The mobile branch became a major part of the franchise's commercial performance. PUBG Mobile surpassed one billion accumulated downloads outside China by 2021. By 2022, third-party mobile market estimates placed lifetime player spending for PUBG Mobile at more than US$8 billion across the App Store and Google Play. In India, Battlegrounds Mobile India reached more than 240 million downloads by 2025.

=== Business significance to Krafton ===

PUBG has been central to Krafton's business identity. In 2021, Krafton sought one of South Korea's largest stock market listings, with the company described in market coverage through its association with PlayerUnknown's Battlegrounds. After listing, Krafton's share performance and investor concerns were linked to the company's exposure to Asian markets and Chinese gaming regulation, with a large share of revenue outside South Korea connected to Tencent-handled sales and Peacekeeper Elite technology services.'

Krafton's later strategy placed PUBG alongside broader franchise development. The company said in 2026 that it would accelerate the growth of the PUBG intellectual property while also developing new titles that could become franchise properties. The strategy included live-service development, platform-style user-generated content, and a wider game pipeline intended to reduce dependence on a single title while continuing to grow the PUBG brand.

== Legacy and influence ==

PUBG: Battlegrounds helped bring the battle royale genre from modding communities into mainstream commercial gaming.
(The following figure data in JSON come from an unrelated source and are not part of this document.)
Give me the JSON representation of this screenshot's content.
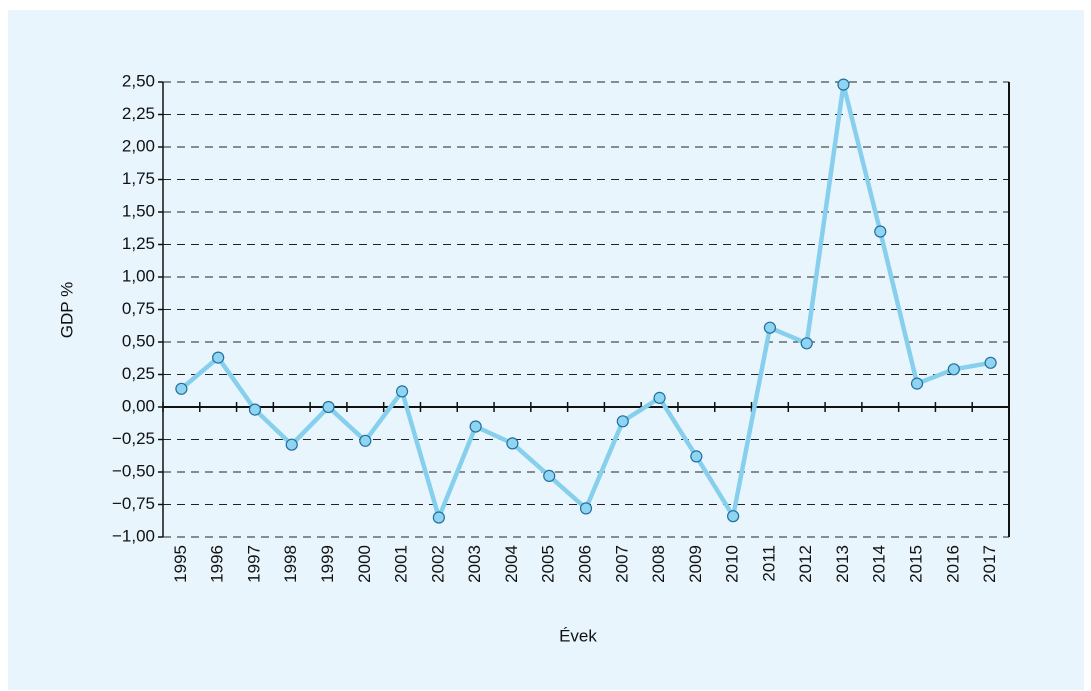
{
  "chart_data": {
    "type": "line",
    "xlabel": "Évek",
    "ylabel": "GDP %",
    "categories": [
      "1995",
      "1996",
      "1997",
      "1998",
      "1999",
      "2000",
      "2001",
      "2002",
      "2003",
      "2004",
      "2005",
      "2006",
      "2007",
      "2008",
      "2009",
      "2010",
      "2011",
      "2012",
      "2013",
      "2014",
      "2015",
      "2016",
      "2017"
    ],
    "values": [
      0.14,
      0.38,
      -0.02,
      -0.29,
      0.0,
      -0.26,
      0.12,
      -0.85,
      -0.15,
      -0.28,
      -0.53,
      -0.78,
      -0.11,
      0.07,
      -0.38,
      -0.84,
      0.61,
      0.49,
      2.48,
      1.35,
      0.18,
      0.29,
      0.34
    ],
    "color": "#86d0ee",
    "marker_color": "#8fd4f1",
    "marker_edge": "#1f6f9f",
    "ylim": [
      -1,
      2.5
    ],
    "yticks": [
      {
        "value": -1,
        "label": "−1,00"
      },
      {
        "value": -0.75,
        "label": "−0,75"
      },
      {
        "value": -0.5,
        "label": "−0,50"
      },
      {
        "value": -0.25,
        "label": "−0,25"
      },
      {
        "value": 0,
        "label": "0,00"
      },
      {
        "value": 0.25,
        "label": "0,25"
      },
      {
        "value": 0.5,
        "label": "0,50"
      },
      {
        "value": 0.75,
        "label": "0,75"
      },
      {
        "value": 1,
        "label": "1,00"
      },
      {
        "value": 1.25,
        "label": "1,25"
      },
      {
        "value": 1.5,
        "label": "1,50"
      },
      {
        "value": 1.75,
        "label": "1,75"
      },
      {
        "value": 2,
        "label": "2,00"
      },
      {
        "value": 2.25,
        "label": "2,25"
      },
      {
        "value": 2.5,
        "label": "2,50"
      }
    ],
    "grid": true
  }
}
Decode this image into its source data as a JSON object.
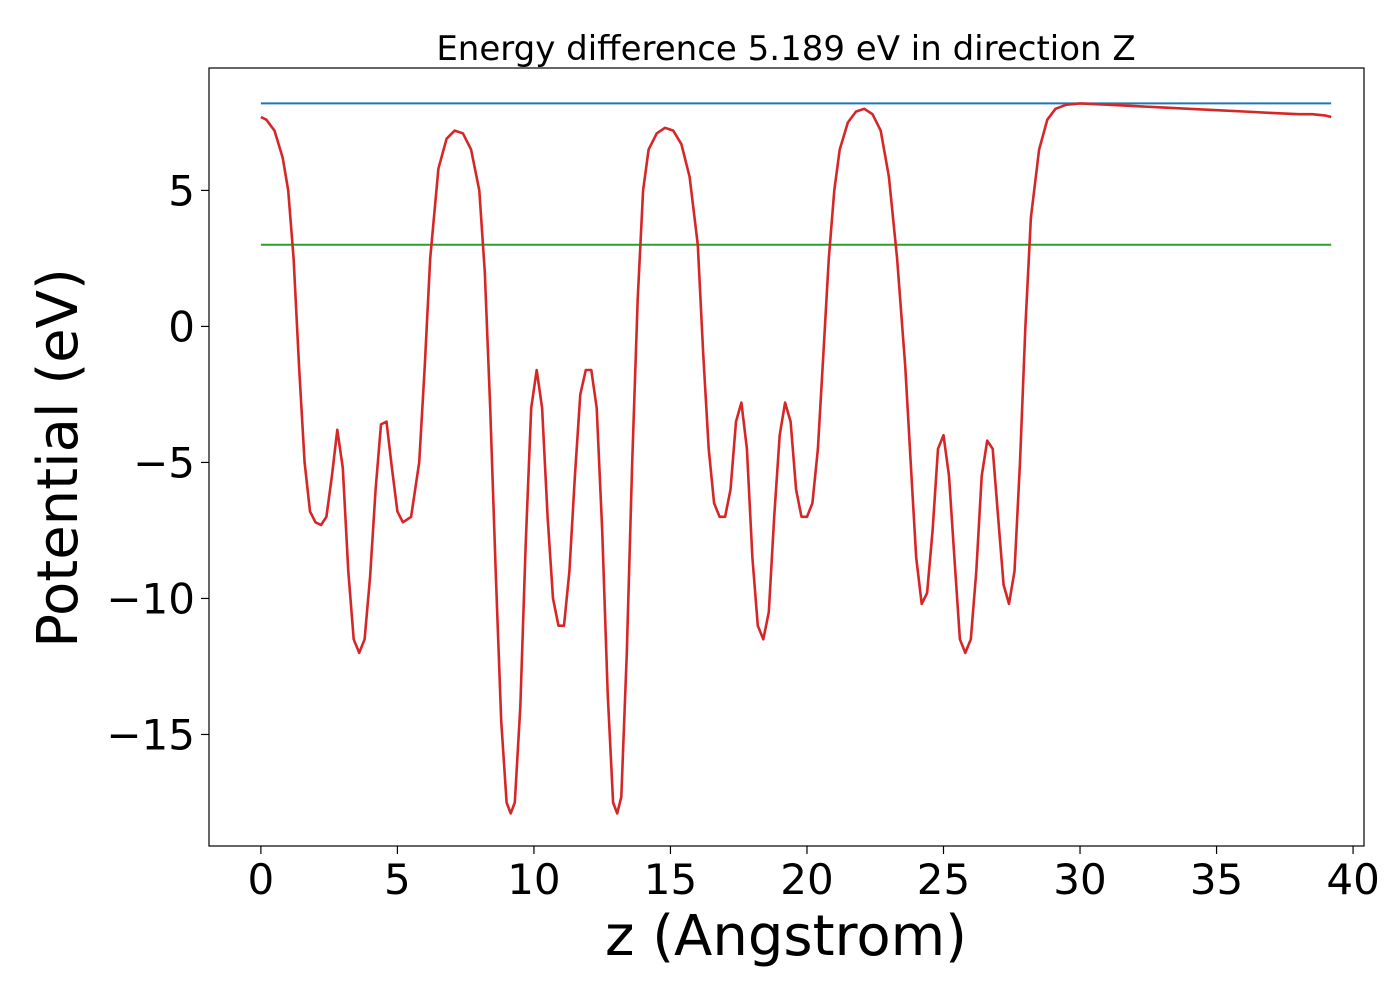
{
  "chart_data": {
    "type": "line",
    "title": "Energy difference 5.189 eV in direction Z",
    "xlabel": "z (Angstrom)",
    "ylabel": "Potential (eV)",
    "xlim": [
      -1.9,
      40.4
    ],
    "ylim": [
      -19.1,
      9.5
    ],
    "xticks": [
      {
        "value": 0,
        "label": "0"
      },
      {
        "value": 5,
        "label": "5"
      },
      {
        "value": 10,
        "label": "10"
      },
      {
        "value": 15,
        "label": "15"
      },
      {
        "value": 20,
        "label": "20"
      },
      {
        "value": 25,
        "label": "25"
      },
      {
        "value": 30,
        "label": "30"
      },
      {
        "value": 35,
        "label": "35"
      },
      {
        "value": 40,
        "label": "40"
      }
    ],
    "yticks": [
      {
        "value": 5,
        "label": "5"
      },
      {
        "value": 0,
        "label": "0"
      },
      {
        "value": -5,
        "label": "−5"
      },
      {
        "value": -10,
        "label": "−10"
      },
      {
        "value": -15,
        "label": "−15"
      }
    ],
    "grid": false,
    "series": [
      {
        "color": "#1f77b4",
        "x": [
          0,
          39.2
        ],
        "y": [
          8.2,
          8.2
        ]
      },
      {
        "color": "#2ca02c",
        "x": [
          0,
          39.2
        ],
        "y": [
          3.0,
          3.0
        ]
      },
      {
        "color": "#d62728",
        "x": [
          0,
          0.2,
          0.5,
          0.8,
          1.0,
          1.2,
          1.4,
          1.6,
          1.8,
          2.0,
          2.2,
          2.4,
          2.6,
          2.8,
          3.0,
          3.2,
          3.4,
          3.6,
          3.8,
          4.0,
          4.2,
          4.4,
          4.6,
          4.8,
          5.0,
          5.2,
          5.5,
          5.8,
          6.0,
          6.2,
          6.5,
          6.8,
          7.1,
          7.4,
          7.7,
          8.0,
          8.2,
          8.4,
          8.6,
          8.8,
          9.0,
          9.15,
          9.3,
          9.5,
          9.7,
          9.9,
          10.1,
          10.3,
          10.5,
          10.7,
          10.9,
          11.1,
          11.3,
          11.5,
          11.7,
          11.9,
          12.1,
          12.3,
          12.5,
          12.7,
          12.9,
          13.05,
          13.2,
          13.4,
          13.6,
          13.8,
          14.0,
          14.2,
          14.5,
          14.8,
          15.1,
          15.4,
          15.7,
          16.0,
          16.2,
          16.4,
          16.6,
          16.8,
          17.0,
          17.2,
          17.4,
          17.6,
          17.8,
          18.0,
          18.2,
          18.4,
          18.6,
          18.8,
          19.0,
          19.2,
          19.4,
          19.6,
          19.8,
          20.0,
          20.2,
          20.4,
          20.6,
          20.8,
          21.0,
          21.2,
          21.5,
          21.8,
          22.1,
          22.4,
          22.7,
          23.0,
          23.3,
          23.6,
          23.8,
          24.0,
          24.2,
          24.4,
          24.6,
          24.8,
          25.0,
          25.2,
          25.4,
          25.6,
          25.8,
          26.0,
          26.2,
          26.4,
          26.6,
          26.8,
          27.0,
          27.2,
          27.4,
          27.6,
          27.8,
          28.0,
          28.2,
          28.5,
          28.8,
          29.1,
          29.5,
          30.0,
          31.0,
          32.0,
          33.0,
          34.0,
          35.0,
          36.0,
          37.0,
          38.0,
          38.5,
          39.0,
          39.2
        ],
        "y": [
          7.7,
          7.6,
          7.2,
          6.2,
          5.0,
          2.5,
          -1.5,
          -5.0,
          -6.8,
          -7.2,
          -7.3,
          -7.0,
          -5.5,
          -3.8,
          -5.2,
          -9.0,
          -11.5,
          -12.0,
          -11.5,
          -9.2,
          -6.0,
          -3.6,
          -3.5,
          -5.2,
          -6.8,
          -7.2,
          -7.0,
          -5.0,
          -1.5,
          2.5,
          5.8,
          6.9,
          7.2,
          7.1,
          6.5,
          5.0,
          2.0,
          -3.0,
          -9.0,
          -14.5,
          -17.5,
          -17.9,
          -17.5,
          -14.0,
          -8.0,
          -3.0,
          -1.6,
          -3.0,
          -7.0,
          -10.0,
          -11.0,
          -11.0,
          -9.0,
          -5.5,
          -2.5,
          -1.6,
          -1.6,
          -3.0,
          -7.5,
          -13.5,
          -17.5,
          -17.9,
          -17.3,
          -12.0,
          -5.0,
          1.0,
          5.0,
          6.5,
          7.1,
          7.3,
          7.2,
          6.7,
          5.5,
          3.0,
          -1.0,
          -4.5,
          -6.5,
          -7.0,
          -7.0,
          -6.0,
          -3.5,
          -2.8,
          -4.5,
          -8.5,
          -11.0,
          -11.5,
          -10.5,
          -7.0,
          -4.0,
          -2.8,
          -3.5,
          -6.0,
          -7.0,
          -7.0,
          -6.5,
          -4.5,
          -1.0,
          2.5,
          5.0,
          6.5,
          7.5,
          7.9,
          8.0,
          7.8,
          7.2,
          5.5,
          2.5,
          -1.5,
          -5.0,
          -8.5,
          -10.2,
          -9.8,
          -7.5,
          -4.5,
          -4.0,
          -5.5,
          -8.5,
          -11.5,
          -12.0,
          -11.5,
          -9.0,
          -5.5,
          -4.2,
          -4.5,
          -7.0,
          -9.5,
          -10.2,
          -9.0,
          -5.0,
          0.0,
          4.0,
          6.5,
          7.6,
          8.0,
          8.15,
          8.2,
          8.15,
          8.1,
          8.05,
          8.0,
          7.95,
          7.9,
          7.85,
          7.8,
          7.8,
          7.75,
          7.7
        ]
      }
    ]
  }
}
Its rapid early access sales, high player counts, and influence on later battle royale titles made PUBG one of the central games in the genre's late-2010s expansion. The game also influenced the development of battle royale esports by attempting to adapt a large-scale, unpredictable multiplayer format into a spectator competition.
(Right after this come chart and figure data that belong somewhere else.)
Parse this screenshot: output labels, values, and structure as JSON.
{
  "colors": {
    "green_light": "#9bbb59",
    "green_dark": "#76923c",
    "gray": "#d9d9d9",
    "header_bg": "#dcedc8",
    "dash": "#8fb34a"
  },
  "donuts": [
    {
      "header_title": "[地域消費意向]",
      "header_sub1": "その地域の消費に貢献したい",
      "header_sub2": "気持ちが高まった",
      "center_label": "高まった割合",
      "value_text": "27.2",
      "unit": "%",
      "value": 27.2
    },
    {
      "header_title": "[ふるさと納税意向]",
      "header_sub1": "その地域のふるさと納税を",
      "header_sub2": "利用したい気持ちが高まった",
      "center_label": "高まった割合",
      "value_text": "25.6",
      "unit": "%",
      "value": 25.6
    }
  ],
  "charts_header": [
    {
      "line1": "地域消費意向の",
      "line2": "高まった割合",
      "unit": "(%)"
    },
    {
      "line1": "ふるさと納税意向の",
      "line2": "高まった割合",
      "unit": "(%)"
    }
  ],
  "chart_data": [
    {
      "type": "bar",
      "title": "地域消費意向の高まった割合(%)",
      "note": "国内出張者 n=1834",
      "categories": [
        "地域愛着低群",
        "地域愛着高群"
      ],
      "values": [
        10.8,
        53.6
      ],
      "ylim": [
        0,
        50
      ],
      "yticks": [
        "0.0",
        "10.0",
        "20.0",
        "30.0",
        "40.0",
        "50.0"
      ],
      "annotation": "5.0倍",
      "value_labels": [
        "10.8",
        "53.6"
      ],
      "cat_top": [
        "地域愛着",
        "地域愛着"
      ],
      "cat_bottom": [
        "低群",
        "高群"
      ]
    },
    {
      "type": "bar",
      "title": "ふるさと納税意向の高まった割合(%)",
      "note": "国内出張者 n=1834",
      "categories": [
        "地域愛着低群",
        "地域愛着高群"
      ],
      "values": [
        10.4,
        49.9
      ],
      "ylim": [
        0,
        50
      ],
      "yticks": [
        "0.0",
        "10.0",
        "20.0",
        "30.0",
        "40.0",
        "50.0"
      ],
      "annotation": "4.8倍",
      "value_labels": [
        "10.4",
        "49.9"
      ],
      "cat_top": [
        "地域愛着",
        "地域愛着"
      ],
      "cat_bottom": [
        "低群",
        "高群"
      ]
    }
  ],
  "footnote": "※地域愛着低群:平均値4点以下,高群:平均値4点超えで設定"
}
The franchise's later direction reflected broader trends in online games, including free-to-play business models, mobile-first regional versions, live-service updates, cross-media expansion, and user-generated content. Its mobile and regional versions also made the franchise significant in Asian mobile markets, especially in China and India, where PUBG-related titles became important to Krafton's and Tencent's business strategies.